Abstract Molecular identification of processed food products can be challenging due to the presence of unknown animal products or a blend of two or more species. However, with the development of high-throughput DNA sequencing methods (i.e. Next-Generation Sequencing) and DNA molecular markers libraries (e.g. DNA barcodes), it is possible to identify species using a powerful approach called metagenomics. Processed cod products, such as cakes and restaurant dishes, are very appreciated around the world and are an expensive seafood product in Brazil. Cod products are very prone to mislabeling since only four species can be legally labeled as “bacalhau” (cod) under Brazilian legislation: Gadus macrocephalus , Gadus morhua , Gadus ogac, and Boreogadus saida . The Ministry of Agriculture, Livestock and Food Supply is responsible for the inspection and certification of such products by providing an inspection stamp number (namely S.I.F.).
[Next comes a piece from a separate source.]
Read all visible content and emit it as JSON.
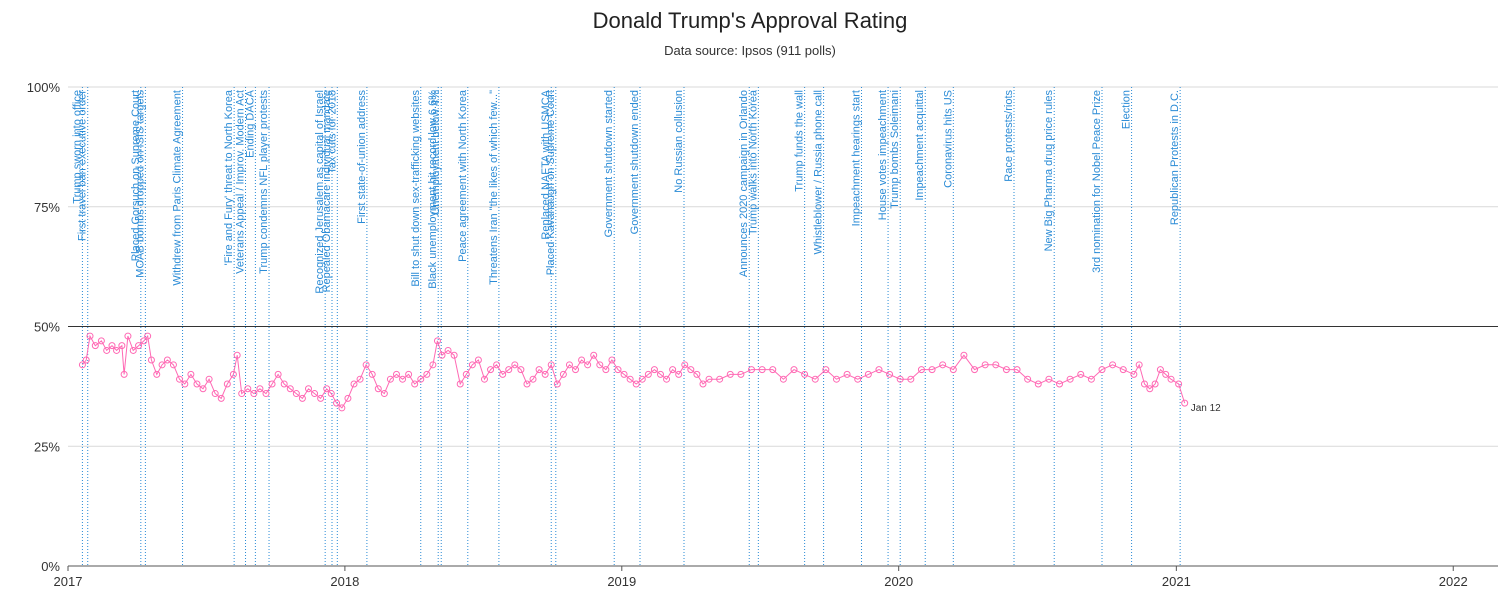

We analyzed twenty-two processed cod products (i.e. cod pieces, frozen cakes, vacuum packaged cooked meals, a restaurant dish, and fast food cod cakes) labeled as “Bacalhau”, purchased from supermarkets, local stores, fast food outlets, and one restaurant in the city of Belo Horizonte, Brazil, with and without a S.I.F. stamp number. A mixture of two or more species were found within 31% of all products. Here, we report a mislabeling rate of 41% (N = 9) within highly processed cod products, but misidentification was less frequently found within products possessing a S.I.F stamp (4.5%). This is the first report of a metagenomic approach testing governmental certification programs and mislabeling of highly processed seafood products.